# Ames Housing Price Prediction
## Advanced Apex Project - Real Estate Price Modeling

A comprehensive machine learning approach to predicting residential property sale prices using multiple regression techniques and extensive feature engineering.

---

### Project Information

**Team:** The Outliers

**Course:** Advanced Apex Project 1

**Institution:** BITS Pilani - Digital Campus

**Academic Term:** First Trimester 2025-26

**Project Supervisor:** Bharathi Dasari

**Submission Date:** November 2024

### Team Members

| Student Name | BITS ID |
|--------------|----------|
| Anik Das | 2025EM1100026 |
| Adeetya Wadikar | 2025EM1100384 |
| Tushar Nishane | 2025EM1100306 |

---

## Executive Summary

### Problem Statement

Accurate real estate valuation is essential for buyers, sellers, and financial institutions. Traditional valuation methods can be subjective and time-consuming. This project develops machine learning models to predict house sale prices objectively based on property characteristics.

### Business Objective

Develop a predictive regression model that estimates residential property sale prices with high accuracy. The model should help stakeholders:
- **Buyers**: Assess fair market value before purchase
- **Sellers**: Set competitive listing prices
- **Investors**: Identify undervalued properties
- **Lenders**: Support loan underwriting decisions

### Dataset

**Name:** Ames Housing Dataset

**Source:** Kaggle (https://www.kaggle.com/datasets/shashanknecrothapa/ames-housing-dataset)

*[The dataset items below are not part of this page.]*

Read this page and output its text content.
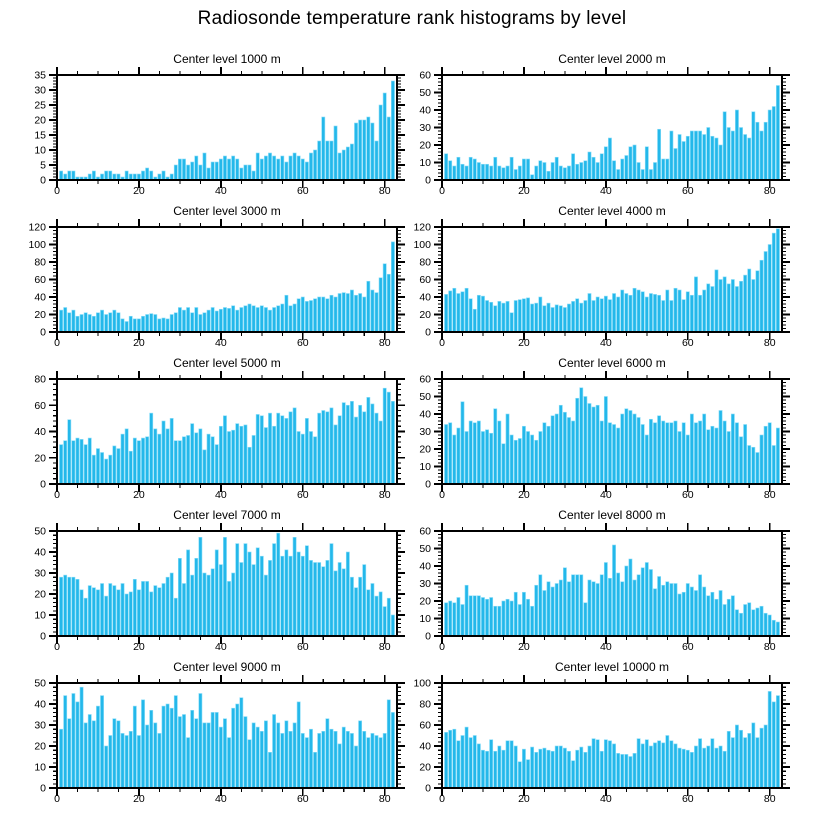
Radiosonde temperature rank histograms by level
Center level 1000 m
0	20	40	60	80
0
5
10
15
20
25
30
35
Center level 2000 m
0	20	40	60	80
0
10
20
30
40
50
60
Center level 3000 m
0	20	40	60	80
0
20
40
60
80
100
120
Center level 4000 m
0	20	40	60	80
0
20
40
60
80
100
120
Center level 5000 m
0	20	40	60	80
0
20
40
60
80
Center level 6000 m
0	20	40	60	80
0
10
20
30
40
50
60
Center level 7000 m
0	20	40	60	80
0
10
20
30
40
50
Center level 8000 m
0	20	40	60	80
0
10
20
30
40
50
60
Center level 9000 m
0	20	40	60	80
0
10
20
30
40
50
Center level 10000 m
0	20	40	60	80
0
20
40
60
80
100
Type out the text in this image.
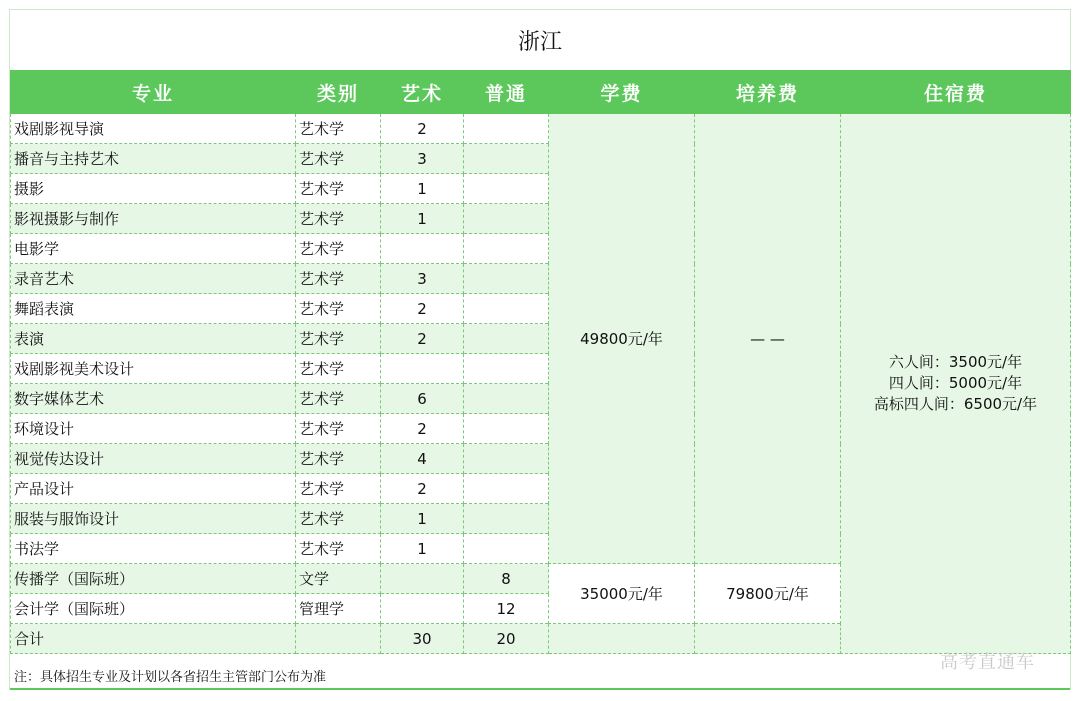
浙江
专业	类别	艺术	普通	学费	培养费	住宿费
戏剧影视导演	艺术学	2		49800元/年	— —	六人间：3500元/年
四人间：5000元/年
高标四人间：6500元/年

播音与主持艺术	艺术学	3				
摄影	艺术学	1				
影视摄影与制作	艺术学	1				
电影学	艺术学					
录音艺术	艺术学	3				
舞蹈表演	艺术学	2				
表演	艺术学	2				
戏剧影视美术设计	艺术学					
数字媒体艺术	艺术学	6				
环境设计	艺术学	2				
视觉传达设计	艺术学	4				
产品设计	艺术学	2				
服装与服饰设计	艺术学	1				
书法学	艺术学	1				
传播学（国际班）	文学		8	35000元/年	79800元/年	
会计学（国际班）	管理学		12			
合计		30	20			
注：具体招生专业及计划以各省招生主管部门公布为准
高考直通车
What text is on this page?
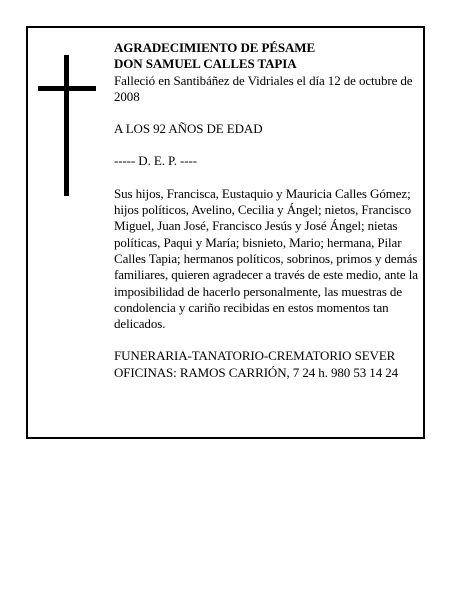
AGRADECIMIENTO DE PÉSAME

DON SAMUEL CALLES TAPIA

Falleció en Santibáñez de Vidriales el día 12 de octubre de 2008

A LOS 92 AÑOS DE EDAD

----- D. E. P. ----

Sus hijos, Francisca, Eustaquio y Mauricia Calles Gómez; hijos políticos, Avelino, Cecilia y Ángel; nietos, Francisco Miguel, Juan José, Francisco Jesús y José Ángel; nietas políticas, Paqui y María; bisnieto, Mario; hermana, Pilar Calles Tapia; hermanos políticos, sobrinos, primos y demás familiares, quieren agradecer a través de este medio, ante la imposibilidad de hacerlo personalmente, las muestras de condolencia y cariño recibidas en estos momentos tan delicados.

FUNERARIA-TANATORIO-CREMATORIO SEVER

OFICINAS: RAMOS CARRIÓN, 7 24 h. 980 53 14 24
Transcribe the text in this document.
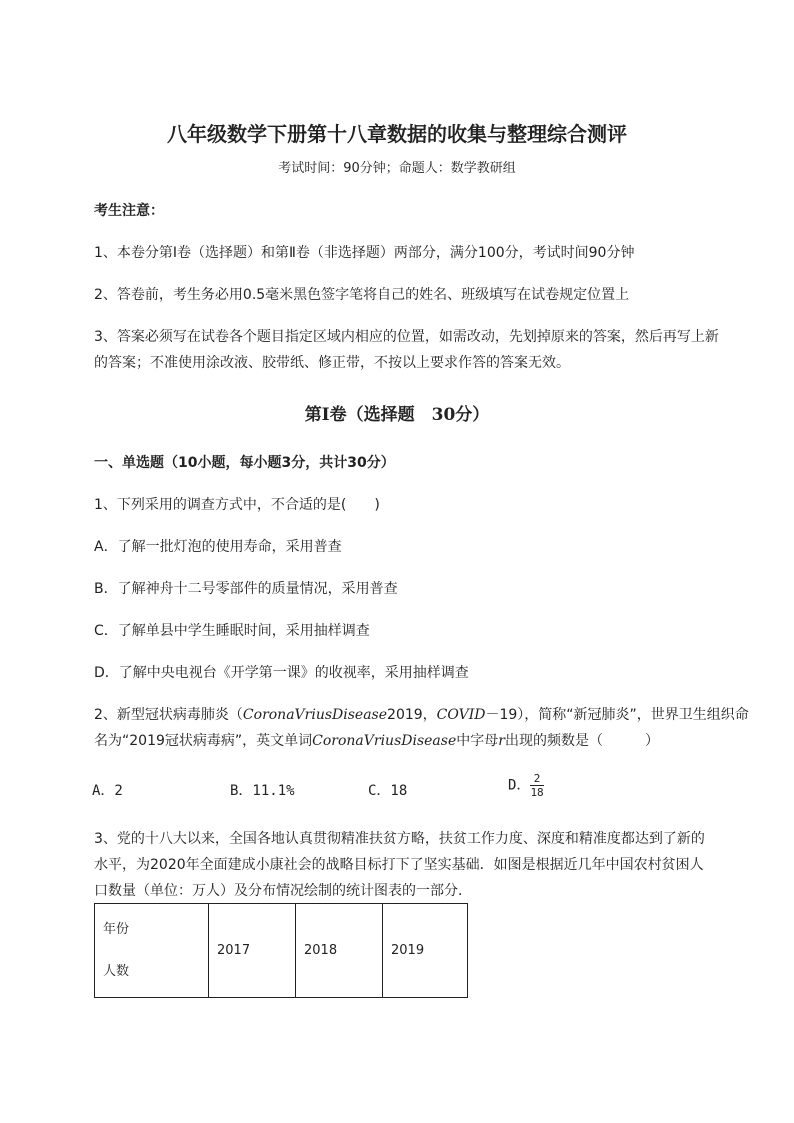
八年级数学下册第十八章数据的收集与整理综合测评
考试时间：90分钟；命题人：数学教研组
考生注意：
1、本卷分第I卷（选择题）和第Ⅱ卷（非选择题）两部分，满分100分，考试时间90分钟
2、答卷前，考生务必用0.5毫米黑色签字笔将自己的姓名、班级填写在试卷规定位置上
3、答案必须写在试卷各个题目指定区域内相应的位置，如需改动，先划掉原来的答案，然后再写上新
的答案；不准使用涂改液、胶带纸、修正带，不按以上要求作答的答案无效。
第I卷（选择题　30分）
一、单选题（10小题，每小题3分，共计30分）
1、下列采用的调查方式中，不合适的是(　　)
A．了解一批灯泡的使用寿命，采用普查
B．了解神舟十二号零部件的质量情况，采用普查
C．了解单县中学生睡眠时间，采用抽样调查
D．了解中央电视台《开学第一课》的收视率，采用抽样调查
2、新型冠状病毒肺炎（CoronaVriusDisease2019，COVID－19），简称“新冠肺炎”，世界卫生组织命
名为“2019冠状病毒病”，英文单词CoronaVriusDisease中字母r出现的频数是（　　　）
A．2	B．11.1%	C．18	D． $\frac{2}{18}$
3、党的十八大以来，全国各地认真贯彻精准扶贫方略，扶贫工作力度、深度和精准度都达到了新的
水平，为2020年全面建成小康社会的战略目标打下了坚实基础．如图是根据近几年中国农村贫困人
口数量（单位：万人）及分布情况绘制的统计图表的一部分．
年份
人数
	2017	2018	2019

**Size:** 2,930 residential property sales transactions

**Features:** 82 variables describing:
- Physical characteristics (size, rooms, age)
- Quality ratings (construction, condition)
- Location attributes (neighborhood, zoning)
- Amenities (garage, basement, fireplace, pool)

**Target Variable:** SalePrice (in USD)

**Time Period:** Properties sold in Ames, Iowa from 2006-2010

---

## Table of Contents

### [Phase 1: Data Acquisition](#phase1)
1.1 [Environment Setup](#setup)
1.2 [Data Loading](#loading)
1.3 [Initial Data Inspection](#inspection)
1.4 [Schema Validation](#schema)
1.5 [Data Quality Assessment](#quality)

### [Phase 2A: Data Preprocessing & Exploratory Analysis](#phase2a)
2.1 [Missing Value Analysis](#missing)
2.2 [Missing Value Treatment](#treatment)
2.3 [Univariate Analysis - Numerical](#univariate-num)
2.4 [Univariate Analysis - Categorical](#univariate-cat)
2.5 [Low-Variance Feature Removal](#lowvar)
2.6 [Bivariate Analysis - Correlations](#bivariate-corr)
2.7 [Bivariate Analysis - Visualizations](#bivariate-viz)
2.8 [Outlier Detection](#outliers)

### [Phase 2B: Feature Engineering](#phase2b)
3.1 [Feature Creation](#creation)
3.2 [Feature Transformation](#transformation)
3.3 [Categorical Encoding](#encoding)
3.4 [Feature Importance](#importance)

### [Phase 3: Model Development & Evaluation](#phase3)
4.1 [Data Preparation](#preparation)
4.2 [Simple Linear Regression](#simple-lr)
4.3 [Multiple Linear Regression](#multiple-lr)
4.4 [Model Comparison](#comparison)
4.5 [Conclusions & Recommendations](#conclusions)

---
<a id='phase1'></a>

# Phase 1: Data Acquisition

## Objective

Acquire the Ames Housing dataset and perform initial validation to ensure data integrity. This foundational phase establishes the quality and completeness of our data before proceeding to analysis.

## Deliverables

- Successfully load dataset from CSV file
- Verify data structure and schema
- Conduct initial quality checks
- Document data characteristics and potential issues

---
<a id='setup'></a>

## 1.1 Environment Setup

We import all necessary Python libraries for data manipulation, statistical analysis, visualization, and machine learning. Proper configuration ensures consistent behavior across different environments.

In [None]:
# Import core data manipulation libraries
import pandas as pd
import numpy as np
import os

# Import visualization libraries
import matplotlib.pyplot as plt
import seaborn as sns
import missingno as msno

# Import statistical libraries
from scipy import stats

# Import machine learning libraries
from sklearn.model_selection import train_test_split
from sklearn.linear_model import LinearRegression
from sklearn.preprocessing import LabelEncoder
from sklearn.ensemble import RandomForestRegressor
from sklearn.metrics import mean_squared_error, mean_absolute_error, r2_score

# Configure environment
import warnings
warnings.filterwarnings('ignore')

# Set display options for better readability
pd.set_option('display.max_columns', None)
pd.set_option('display.max_rows', 100)
pd.set_option('display.float_format', '{:.2f}'.format)
pd.set_option('display.width', 1000)

# Set visualization defaults
sns.set_style('whitegrid')
plt.rcParams['figure.figsize'] = (12, 6)
plt.rcParams['font.size'] = 10

# Print confirmation
print("✓ All libraries imported successfully")
print(f"✓ Pandas version: {pd.__version__}")
print(f"✓ NumPy version: {np.__version__}")
print(f"✓ Matplotlib version: {plt.matplotlib.__version__}")
print("\nEnvironment configured and ready for analysis.")